To maintain its focus, a Biden administration would need a person in the White House to coordinate action among cabinet members while also ensuring climate change and energy issues get attention at agencies that may not have considered them before.
“You should expect there will be some sort of central organizing role because they’ll be tackling such a broad swath of issues” on energy and climate, said Kevin Book, director of the bipartisan analysis firm ClearView Energy. “The other possibility is the notion of a czar or central adviser on climate. That role could be really, really important.”
“There a lot of people who would want that gig,” said Charlie Riedl, head of the Center for Liquefied Natural Gas, an industry trade association. “There would not be a shortage of candidates for that.”
So far, Biden’s campaign and transition teams have focused mainly on identifying people to fill top foreign, economic and health care roles, and discussions on energy and climate were less advanced and taking place with informal energy advisers, according to people familiar with the matter who requested anonymity to discuss the campaign’s internal workings.

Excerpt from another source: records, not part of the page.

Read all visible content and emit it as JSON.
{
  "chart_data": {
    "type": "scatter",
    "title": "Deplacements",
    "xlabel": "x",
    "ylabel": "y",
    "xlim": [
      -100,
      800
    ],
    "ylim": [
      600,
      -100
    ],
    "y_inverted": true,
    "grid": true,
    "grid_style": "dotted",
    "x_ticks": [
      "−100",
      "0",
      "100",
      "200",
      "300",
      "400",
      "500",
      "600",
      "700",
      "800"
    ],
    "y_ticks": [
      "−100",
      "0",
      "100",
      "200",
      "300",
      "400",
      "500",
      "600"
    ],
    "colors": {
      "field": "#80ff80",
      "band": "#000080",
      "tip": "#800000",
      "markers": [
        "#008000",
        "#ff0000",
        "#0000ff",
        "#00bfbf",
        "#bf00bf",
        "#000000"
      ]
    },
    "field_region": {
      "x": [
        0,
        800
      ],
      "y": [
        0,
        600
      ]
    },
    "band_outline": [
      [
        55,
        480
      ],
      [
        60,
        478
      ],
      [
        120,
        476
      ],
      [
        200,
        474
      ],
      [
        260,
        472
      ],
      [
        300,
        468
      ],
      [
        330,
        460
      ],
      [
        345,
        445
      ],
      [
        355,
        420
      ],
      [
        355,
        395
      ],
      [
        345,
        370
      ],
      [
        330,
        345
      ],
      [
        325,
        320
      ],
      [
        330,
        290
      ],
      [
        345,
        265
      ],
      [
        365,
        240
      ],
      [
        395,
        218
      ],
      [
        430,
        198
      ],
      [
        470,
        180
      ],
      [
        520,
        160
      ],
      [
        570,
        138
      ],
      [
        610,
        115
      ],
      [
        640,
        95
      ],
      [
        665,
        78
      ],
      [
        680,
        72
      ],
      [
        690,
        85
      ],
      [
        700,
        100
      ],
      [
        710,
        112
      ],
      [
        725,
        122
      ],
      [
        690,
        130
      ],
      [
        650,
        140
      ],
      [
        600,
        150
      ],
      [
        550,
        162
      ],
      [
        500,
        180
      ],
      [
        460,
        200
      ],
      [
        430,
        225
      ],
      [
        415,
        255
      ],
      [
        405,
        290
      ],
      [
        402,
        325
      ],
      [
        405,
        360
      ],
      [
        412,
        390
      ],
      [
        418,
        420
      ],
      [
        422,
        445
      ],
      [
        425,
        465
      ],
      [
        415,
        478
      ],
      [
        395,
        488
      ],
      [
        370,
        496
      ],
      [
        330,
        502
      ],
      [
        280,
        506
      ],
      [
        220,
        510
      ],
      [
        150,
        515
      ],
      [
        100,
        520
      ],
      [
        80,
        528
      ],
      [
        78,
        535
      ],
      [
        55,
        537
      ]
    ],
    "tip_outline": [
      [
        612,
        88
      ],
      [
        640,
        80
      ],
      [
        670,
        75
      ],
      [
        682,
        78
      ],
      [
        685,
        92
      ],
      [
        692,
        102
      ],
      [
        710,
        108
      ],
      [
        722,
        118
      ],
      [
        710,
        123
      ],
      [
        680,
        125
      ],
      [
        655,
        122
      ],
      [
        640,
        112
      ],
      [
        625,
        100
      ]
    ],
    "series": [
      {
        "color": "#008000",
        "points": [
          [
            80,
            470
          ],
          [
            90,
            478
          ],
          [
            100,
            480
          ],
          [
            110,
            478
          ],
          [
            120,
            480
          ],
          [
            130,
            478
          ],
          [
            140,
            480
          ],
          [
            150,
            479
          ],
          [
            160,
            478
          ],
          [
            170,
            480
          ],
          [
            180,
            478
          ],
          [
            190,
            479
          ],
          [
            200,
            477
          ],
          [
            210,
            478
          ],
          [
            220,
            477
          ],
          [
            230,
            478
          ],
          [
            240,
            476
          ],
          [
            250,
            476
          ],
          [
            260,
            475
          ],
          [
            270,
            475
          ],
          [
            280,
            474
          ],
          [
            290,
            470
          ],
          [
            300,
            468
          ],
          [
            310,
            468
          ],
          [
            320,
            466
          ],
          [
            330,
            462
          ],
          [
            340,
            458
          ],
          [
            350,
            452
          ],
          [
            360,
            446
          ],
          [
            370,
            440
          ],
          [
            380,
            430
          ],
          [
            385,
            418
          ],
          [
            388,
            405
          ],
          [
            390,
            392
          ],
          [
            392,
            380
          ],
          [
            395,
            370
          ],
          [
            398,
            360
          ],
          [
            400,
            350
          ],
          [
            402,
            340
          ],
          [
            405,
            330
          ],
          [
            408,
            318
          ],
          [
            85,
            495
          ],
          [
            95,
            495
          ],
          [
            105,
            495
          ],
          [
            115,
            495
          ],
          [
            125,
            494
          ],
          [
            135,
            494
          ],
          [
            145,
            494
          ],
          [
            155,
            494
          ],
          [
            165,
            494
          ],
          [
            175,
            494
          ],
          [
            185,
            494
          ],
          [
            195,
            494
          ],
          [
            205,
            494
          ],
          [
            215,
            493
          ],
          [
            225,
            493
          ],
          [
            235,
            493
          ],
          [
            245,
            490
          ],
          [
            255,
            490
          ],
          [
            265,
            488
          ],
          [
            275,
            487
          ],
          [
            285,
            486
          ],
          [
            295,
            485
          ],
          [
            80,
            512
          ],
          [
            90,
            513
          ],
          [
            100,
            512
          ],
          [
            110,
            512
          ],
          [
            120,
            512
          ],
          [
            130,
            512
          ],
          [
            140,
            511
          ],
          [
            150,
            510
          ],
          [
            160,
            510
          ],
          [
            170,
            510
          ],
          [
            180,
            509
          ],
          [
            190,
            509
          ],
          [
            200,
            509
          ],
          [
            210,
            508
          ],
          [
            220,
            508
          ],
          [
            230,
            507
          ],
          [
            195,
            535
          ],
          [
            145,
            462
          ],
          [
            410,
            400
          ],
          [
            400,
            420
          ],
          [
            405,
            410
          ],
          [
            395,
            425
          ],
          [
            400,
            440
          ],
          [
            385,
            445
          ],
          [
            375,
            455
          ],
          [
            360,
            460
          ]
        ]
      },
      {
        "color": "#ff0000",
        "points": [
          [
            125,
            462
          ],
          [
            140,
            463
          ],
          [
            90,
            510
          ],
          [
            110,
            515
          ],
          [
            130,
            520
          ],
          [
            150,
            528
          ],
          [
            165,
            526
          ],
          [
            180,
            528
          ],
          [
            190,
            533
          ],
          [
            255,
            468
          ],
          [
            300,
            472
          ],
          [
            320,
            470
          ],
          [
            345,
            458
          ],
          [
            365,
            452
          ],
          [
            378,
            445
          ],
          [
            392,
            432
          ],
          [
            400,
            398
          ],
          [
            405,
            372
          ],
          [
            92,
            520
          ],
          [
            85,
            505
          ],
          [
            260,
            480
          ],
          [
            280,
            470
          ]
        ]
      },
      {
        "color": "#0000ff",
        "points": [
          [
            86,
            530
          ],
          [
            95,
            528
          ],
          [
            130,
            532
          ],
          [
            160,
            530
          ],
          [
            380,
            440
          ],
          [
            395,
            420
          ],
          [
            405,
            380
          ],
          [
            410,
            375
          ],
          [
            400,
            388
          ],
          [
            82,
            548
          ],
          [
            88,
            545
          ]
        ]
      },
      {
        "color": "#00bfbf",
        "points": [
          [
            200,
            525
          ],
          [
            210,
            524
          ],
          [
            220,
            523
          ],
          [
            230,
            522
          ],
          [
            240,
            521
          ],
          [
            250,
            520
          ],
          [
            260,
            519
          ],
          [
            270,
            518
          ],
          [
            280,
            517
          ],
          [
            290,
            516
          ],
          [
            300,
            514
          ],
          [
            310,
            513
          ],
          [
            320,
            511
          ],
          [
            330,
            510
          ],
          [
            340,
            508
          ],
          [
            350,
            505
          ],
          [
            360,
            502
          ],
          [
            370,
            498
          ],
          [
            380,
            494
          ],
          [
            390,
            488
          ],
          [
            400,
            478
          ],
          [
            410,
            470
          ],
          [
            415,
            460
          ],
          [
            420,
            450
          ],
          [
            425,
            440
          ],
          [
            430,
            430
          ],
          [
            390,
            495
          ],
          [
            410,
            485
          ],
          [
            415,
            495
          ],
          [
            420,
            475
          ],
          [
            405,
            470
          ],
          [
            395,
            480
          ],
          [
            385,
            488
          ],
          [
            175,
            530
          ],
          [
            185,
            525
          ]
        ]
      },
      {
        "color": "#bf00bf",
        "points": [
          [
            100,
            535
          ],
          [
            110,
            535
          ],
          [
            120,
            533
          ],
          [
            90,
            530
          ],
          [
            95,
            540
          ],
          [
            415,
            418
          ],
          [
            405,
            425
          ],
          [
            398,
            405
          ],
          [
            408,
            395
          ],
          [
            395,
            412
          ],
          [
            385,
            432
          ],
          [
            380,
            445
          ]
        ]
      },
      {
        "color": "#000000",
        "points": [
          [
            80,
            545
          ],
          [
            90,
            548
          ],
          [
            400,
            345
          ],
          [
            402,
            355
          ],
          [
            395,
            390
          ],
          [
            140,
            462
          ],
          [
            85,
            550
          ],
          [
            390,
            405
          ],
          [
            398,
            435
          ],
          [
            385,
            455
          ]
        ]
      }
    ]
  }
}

The prominent role that climate change issues would likely receive in a Biden administration would mean that top jobs in other areas such as national security, economic and other senior advisory offices would be filled with the issue in mind, several people said. Effectively incorporating climate into policy decisions throughout the government would almost certainly require a centralized person to oversee the effort.
“It’s not just about the classic environmental cabinet positions,” said Paul Bledsoe, who worked in Clinton White House on climate issues and is now a lecturer for environmental policy at American University. “It’s about making climate change a motivating focus and the raison d’etre of a Biden administration.”
As the campaign enters its frenzied final stretch and Biden’s polling numbers strengthen, lawmakers, progressive activists and informal Biden advisers are throwing up names for possible energy-related cabinet members in a potential Democrat White House administration. But so far there has been no indication that the Biden transition team has signed on or even seriously discussed potential candidates.
Biden and his staff are “focused on the campaign right now,” a campaign spokesperson said, and paying minimum attention to who would fill in a potential Cabinet if he wins the election. People informally advising Biden have also told POLITICO that Biden’s inner core of confidants have been tight-lipped about who they might seriously consider to fill key roles.
That has left the two camps of the Democrats — progressives and moderates — jostling about who would best steer the party’s future course on energy and climate change should the former vice president prevail.